We Need to Teach a New Kind of Literacy
Admittedly, this isn’t as simple at it sounds. This shift requires a new kind of literacy. A new kind of understanding of how we can work with AI. Not just how to use the tools, but how to interrogate them. To ask better questions. To spot hallucinations. To know when a synthesized answer is insufficient.
Just like we were taught not to copy directly from the encyclopedia, we need to teach today’s learners (and employees too!) not to copy-and-paste from AI. Not because it’s cheating — but because it short-circuits the chance to understand.
That also means rethinking how and when we introduce AI into the learning process.
Start with independent thinking — let people draft or explore ideas without AI. Building a thoughtful premise, forming an idea, and then creating a powerful prompt that delivers the expected outcomes (or solves their problems in the process!).
Then, bring AI in to compare, refine, or challenge those assumptions and ideas. Design tools and prompts that encourage revision and reflection — not just instant answers. And just like we taught kids the Dewey Decimal System pre internet, and web literacy in the search era — we need to teach AI literacy now: how to prompt thoughtfully, evaluate critically, and decide when to trust… and when to think twice.

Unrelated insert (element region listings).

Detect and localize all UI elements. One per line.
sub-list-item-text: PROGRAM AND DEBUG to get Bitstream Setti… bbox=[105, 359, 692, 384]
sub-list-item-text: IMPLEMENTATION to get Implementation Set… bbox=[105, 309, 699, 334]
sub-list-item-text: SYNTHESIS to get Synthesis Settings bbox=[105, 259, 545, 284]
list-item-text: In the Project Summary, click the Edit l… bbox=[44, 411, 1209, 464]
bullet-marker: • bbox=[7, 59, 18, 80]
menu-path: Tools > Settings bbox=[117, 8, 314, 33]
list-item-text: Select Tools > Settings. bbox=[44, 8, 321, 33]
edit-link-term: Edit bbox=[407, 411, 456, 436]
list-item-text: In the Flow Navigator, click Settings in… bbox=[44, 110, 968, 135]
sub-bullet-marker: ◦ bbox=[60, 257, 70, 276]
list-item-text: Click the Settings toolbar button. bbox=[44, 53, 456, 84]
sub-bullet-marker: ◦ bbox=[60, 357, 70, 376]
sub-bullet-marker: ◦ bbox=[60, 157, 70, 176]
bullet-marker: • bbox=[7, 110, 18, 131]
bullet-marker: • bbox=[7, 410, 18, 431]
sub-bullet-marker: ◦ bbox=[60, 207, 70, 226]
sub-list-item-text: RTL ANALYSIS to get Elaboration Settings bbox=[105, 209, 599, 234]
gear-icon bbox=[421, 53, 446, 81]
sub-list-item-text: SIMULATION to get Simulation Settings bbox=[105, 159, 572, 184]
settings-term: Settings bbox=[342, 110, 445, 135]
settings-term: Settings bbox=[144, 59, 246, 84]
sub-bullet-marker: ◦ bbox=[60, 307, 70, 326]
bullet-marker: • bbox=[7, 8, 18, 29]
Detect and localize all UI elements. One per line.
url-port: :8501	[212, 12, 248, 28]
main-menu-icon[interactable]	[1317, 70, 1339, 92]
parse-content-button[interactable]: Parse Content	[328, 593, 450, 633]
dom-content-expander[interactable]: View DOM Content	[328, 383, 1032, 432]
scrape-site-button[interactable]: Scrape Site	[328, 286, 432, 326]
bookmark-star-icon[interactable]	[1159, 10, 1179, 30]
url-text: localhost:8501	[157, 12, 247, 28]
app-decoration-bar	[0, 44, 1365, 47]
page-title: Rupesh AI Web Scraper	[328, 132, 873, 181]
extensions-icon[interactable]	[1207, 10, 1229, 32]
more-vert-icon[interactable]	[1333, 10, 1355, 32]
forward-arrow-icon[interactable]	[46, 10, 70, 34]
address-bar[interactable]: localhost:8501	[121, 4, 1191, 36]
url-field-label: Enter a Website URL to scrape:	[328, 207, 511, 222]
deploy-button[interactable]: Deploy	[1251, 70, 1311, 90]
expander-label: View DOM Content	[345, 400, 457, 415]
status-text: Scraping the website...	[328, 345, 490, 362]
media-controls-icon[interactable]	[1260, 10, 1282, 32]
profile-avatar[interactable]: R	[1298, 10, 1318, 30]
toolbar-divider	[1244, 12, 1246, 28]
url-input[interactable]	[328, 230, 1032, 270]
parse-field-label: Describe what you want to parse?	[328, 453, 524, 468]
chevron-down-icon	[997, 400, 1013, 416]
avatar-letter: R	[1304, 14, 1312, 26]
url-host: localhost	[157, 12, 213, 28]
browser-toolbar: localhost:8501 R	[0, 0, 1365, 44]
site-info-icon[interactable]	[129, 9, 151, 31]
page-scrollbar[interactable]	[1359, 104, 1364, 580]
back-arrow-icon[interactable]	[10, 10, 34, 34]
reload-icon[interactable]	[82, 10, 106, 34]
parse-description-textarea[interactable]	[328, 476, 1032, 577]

Knowing how to ask is just the beginning.
Knowing how to challenge the answer — that’s the skill we need now.
We’re at an inflection point in how we interact with knowledge. AI won’t make us smarter by default. But it can help us become more thoughtful — if we treat it not as an answer machine, but as a partner in thinking.
And those are the skills we need to be teaching. Because those are the skills we’ll need in a workforce in the future. Not just people who don’t trust AI — but people who can decipher and use AI to get the answers we need to drive progress.